8 _Calvario._ Era certa moeda de ouro de 22 quilates, e tambem
chamavaõ cruzados, que mandou lavrar ElRey D. Joaõ III. com o valor
de quatrocentos reis, que depois subio a seiscentos reis. Tinha de
huma parte a Cruz sobre o monte Calvario, que daqui tomou o nome, com
a letra em roda: _In hoc signo vinces_: da outra banda o escudo Real
coroado, e a letra: _Joann. III. Port. & Algarb. R. D. Guin._

9 _Ceitil._ Mandou lavrar esta moeda de cobre ElRey D. Joaõ I., ou na
occasiaõ em que tomou a Cidade de Ceuta aos Mouros, como dizem alguns
Authores, ou porque era cada dinheiro destes a sexta parte de hum real
de cobre, e por isso ceitil he o mesmo, que sextil, e esta nos parece a
mais verdadeira deducçaõ. Lavraraõ-na os Reys successores até ElRey D.
Sebastiaõ.[332]

10 _Conceiçaõ._ Esta moeda mandou lavrar ElRey D. Joaõ IV. em ouro,
e em prata no anno de 1648. A de ouro valia doze mil reis: tinha de
huma parte a effigie da Senhora da Conceiçaõ com tres symbolos deste
Mysterio por cada lado, e em circulo as letras: _Tutelaris Regni_: da
outra parte estavaõ as armas Reaes no meyo de huma Cruz da Ordem de
Christo, e na cercadura: _Joannes IIII. D. G. Portugaliæ, & Algarbiæ
Rex_. A de prata tinha o mesmo cunho, mas era de mayor diametro, que os
cruzados novos, e corria com o valor de seiscentos reis. A origem, que
houve para se cunhar esta moeda, foy assim:

11 Depois que o felicissimo Rey D. Joaõ IV. fez tributario o Reino de
Portugal à Conceiçaõ da Senhora em cincoenta cruzados de ouro cada
anno, applicados para a sua Real Capella de Villa Viçosa, jurando, e
tomando neste Mysterio a Senhora por Protectora do Reino em Cortes do
anno de 1646[333] tratou logo de lhe pagar o tributo em moeda especial,
e para isso mandou abrir a França hum cunho da fórma, que temos dito,
o qual trouxe, e fez Antonio Ruiter, a quem se deu tres mil reis, que
dispendeo com a abertura do ferro, como consta do liv. 1. do Registo
da Casa da Moeda pag. 256. vers. donde inserimos, que o primeiro anno,
em que ElRey fez a sobredita offerta, seria no anno de 1648, por ser
este anno o que se vê expresso na sobredita moeda, a qual desde o anno
de 1651 principiou a ser moeda corrente pela ley, que sahio para isso.
E sem embargo de que no tom. 4. da Historia Genealogica da Casa Real
pag. 287. se diga, que humas, e outras moedas corriaõ com pezo de huma
onça, foy equivocaçaõ; porque da mesma ley, que vem no dito tomo a pag.
359. se vê, que as de ouro corriaõ com o pezo de doze oitavas, e valiaõ
por doze mil reis; e as de prata com pezo de huma onça, e corriaõ por
seis tostões: e pezo de doze oitavas he onça e meya.
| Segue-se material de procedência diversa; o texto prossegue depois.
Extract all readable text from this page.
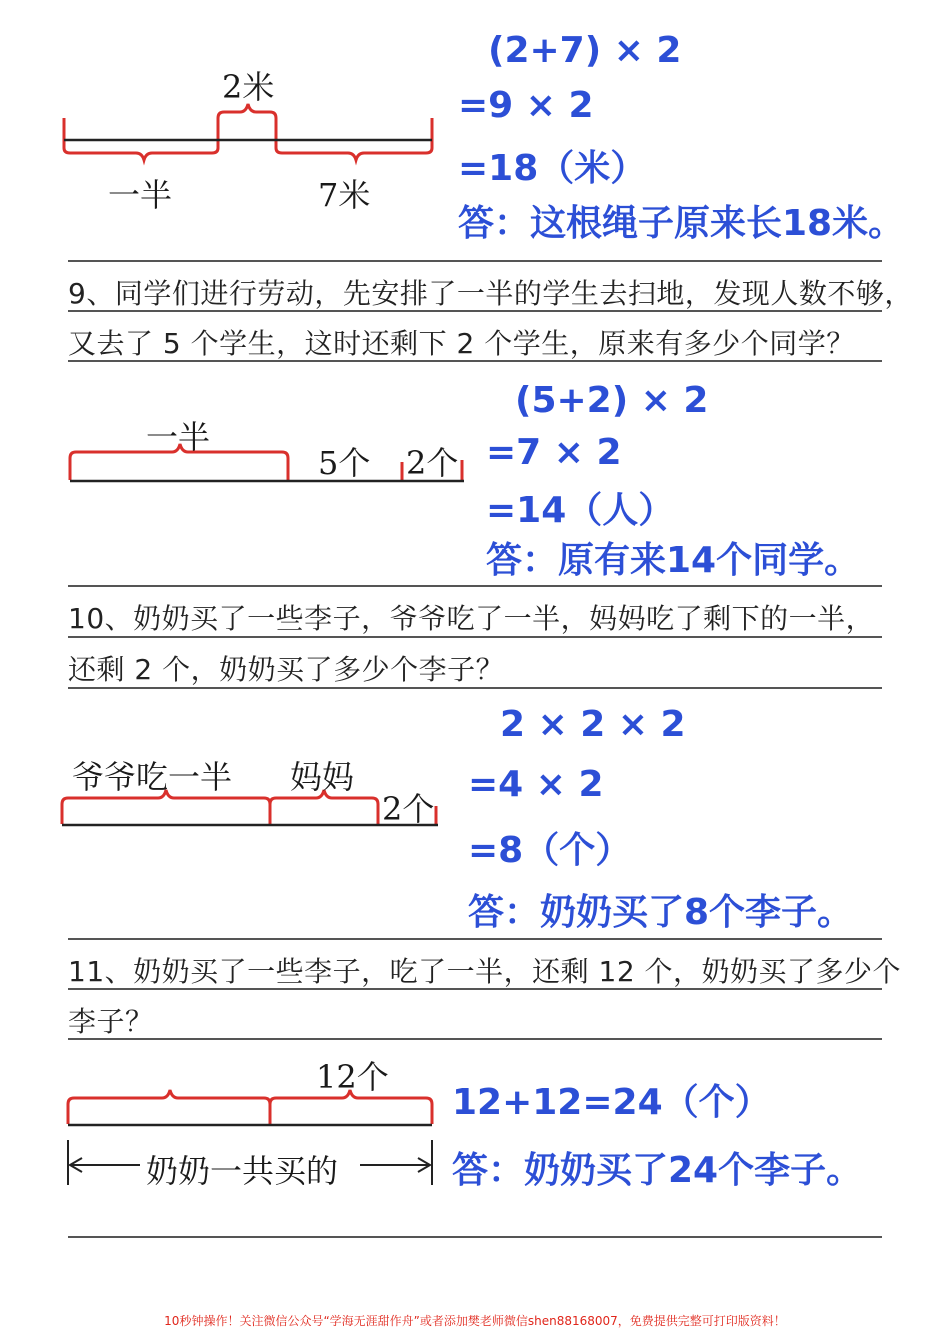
2米
一半	7米
(2+7) × 2
=9 × 2
=18（米）
答：这根绳子原来长18米。
9、同学们进行劳动，先安排了一半的学生去扫地，发现人数不够，
又去了 5 个学生，这时还剩下 2 个学生，原来有多少个同学？
一半
5个 2个
(5+2) × 2
=7 × 2
=14（人）
答：原有来14个同学。
10、奶奶买了一些李子，爷爷吃了一半，妈妈吃了剩下的一半，
还剩 2 个，奶奶买了多少个李子？
爷爷吃一半 妈妈
2个
2 × 2 × 2
=4 × 2
=8（个）
答：奶奶买了8个李子。
11、奶奶买了一些李子，吃了一半，还剩 12 个，奶奶买了多少个
李子？
12个
奶奶一共买的
12+12=24（个）
答：奶奶买了24个李子。
10秒钟操作！关注微信公众号“学海无涯甜作舟”或者添加樊老师微信shen88168007，免费提供完整可打印版资料！
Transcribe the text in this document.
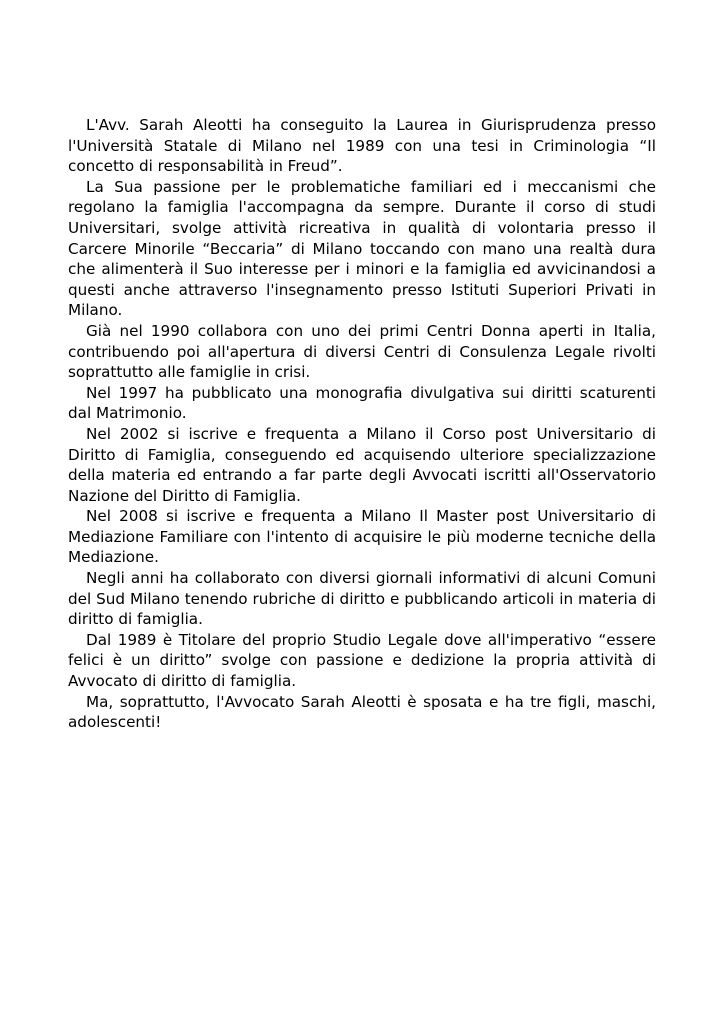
L'Avv. Sarah Aleotti ha conseguito la Laurea in Giurisprudenza presso l'Università Statale di Milano nel 1989 con una tesi in Criminologia “Il concetto di responsabilità in Freud”.

La Sua passione per le problematiche familiari ed i meccanismi che regolano la famiglia l'accompagna da sempre. Durante il corso di studi Universitari, svolge attività ricreativa in qualità di volontaria presso il Carcere Minorile “Beccaria” di Milano toccando con mano una realtà dura che alimenterà il Suo interesse per i minori e la famiglia ed avvicinandosi a questi anche attraverso l'insegnamento presso Istituti Superiori Privati in Milano.

Già nel 1990 collabora con uno dei primi Centri Donna aperti in Italia, contribuendo poi all'apertura di diversi Centri di Consulenza Legale rivolti soprattutto alle famiglie in crisi.

Nel 1997 ha pubblicato una monografia divulgativa sui diritti scaturenti dal Matrimonio.

Nel 2002 si iscrive e frequenta a Milano il Corso post Universitario di Diritto di Famiglia, conseguendo ed acquisendo ulteriore specializzazione della materia ed entrando a far parte degli Avvocati iscritti all'Osservatorio Nazione del Diritto di Famiglia.

Nel 2008 si iscrive e frequenta a Milano Il Master post Universitario di Mediazione Familiare con l'intento di acquisire le più moderne tecniche della Mediazione.

Negli anni ha collaborato con diversi giornali informativi di alcuni Comuni del Sud Milano tenendo rubriche di diritto e pubblicando articoli in materia di diritto di famiglia.

Dal 1989 è Titolare del proprio Studio Legale dove all'imperativo “essere felici è un diritto” svolge con passione e dedizione la propria attività di Avvocato di diritto di famiglia.

Ma, soprattutto, l'Avvocato Sarah Aleotti è sposata e ha tre figli, maschi, adolescenti!
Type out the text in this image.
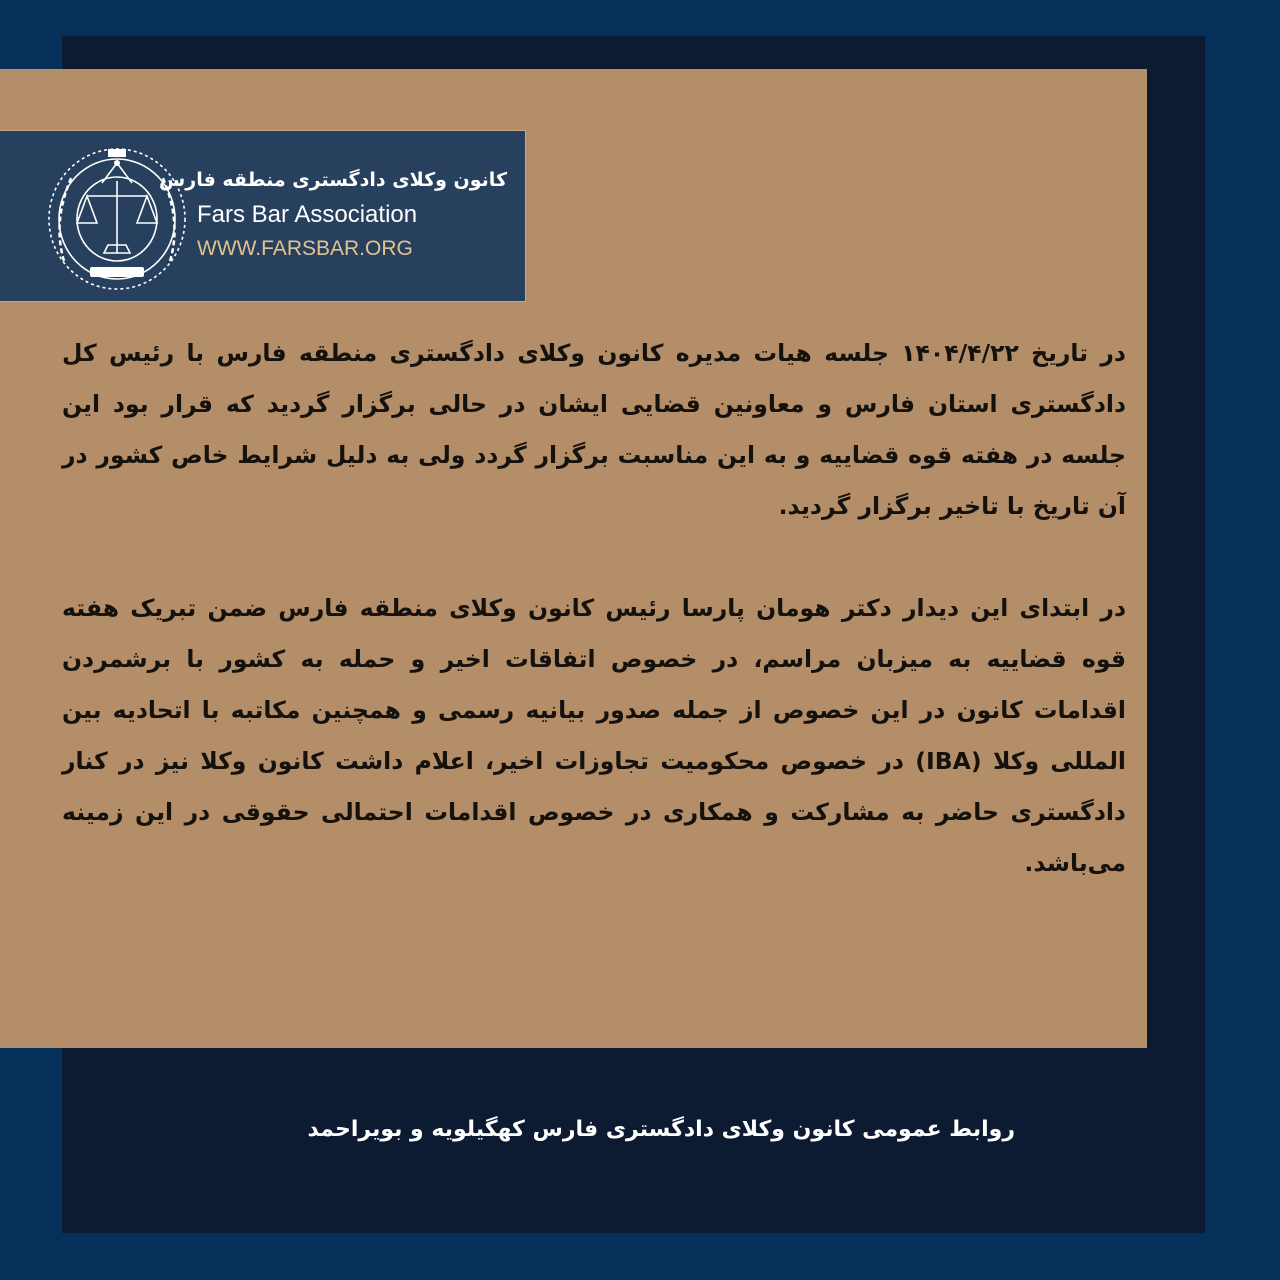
کانون وکلای دادگستری منطقه فارس
Fars Bar Association
WWW.FARSBAR.ORG

در تاریخ ۱۴۰۴/۴/۲۲ جلسه هیات مدیره کانون وکلای دادگستری منطقه فارس با رئیس کل دادگستری استان فارس و معاونین قضایی ایشان در حالی برگزار گردید که قرار بود این جلسه در هفته قوه قضاییه و به این مناسبت برگزار گردد ولی به دلیل شرایط خاص کشور در آن تاریخ با تاخیر برگزار گردید.

در ابتدای این دیدار دکتر هومان پارسا رئیس کانون وکلای منطقه فارس ضمن تبریک هفته قوه قضاییه به میزبان مراسم، در خصوص اتفاقات اخیر و حمله به کشور با برشمردن اقدامات کانون در این خصوص از جمله صدور بیانیه رسمی و همچنین مکاتبه با اتحادیه بین المللی وکلا (IBA) در خصوص محکومیت تجاوزات اخیر، اعلام داشت کانون وکلا نیز در کنار دادگستری حاضر به مشارکت و همکاری در خصوص اقدامات احتمالی حقوقی در این زمینه می‌باشد.

روابط عمومی کانون وکلای دادگستری فارس کهگیلویه و بویراحمد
12 ElRey D. Affonso VI. continuou tambem a mandar lavrar as sobreditas
moedas em todo o tempo do seu governo, e da mesma sorte ElRey D. Pedro
II. e nesta moeda se fazia a offerta de vinte e quatro mil reis no dia
da festa da Conceiçaõ, em cujo dia trazem pendente ao pescoço os tres
Officiaes, que administraõ a Casa da Senhora, huma das taes moedas. No
anno porém de 1685 teve fim a fabrica destas moedas, porque desde entaõ
nunca mais se lavrarão, entregando-se os referidos vinte e quatro mil
reis em outra qualquer moeda para a despeza da festa de Villa Viçosa.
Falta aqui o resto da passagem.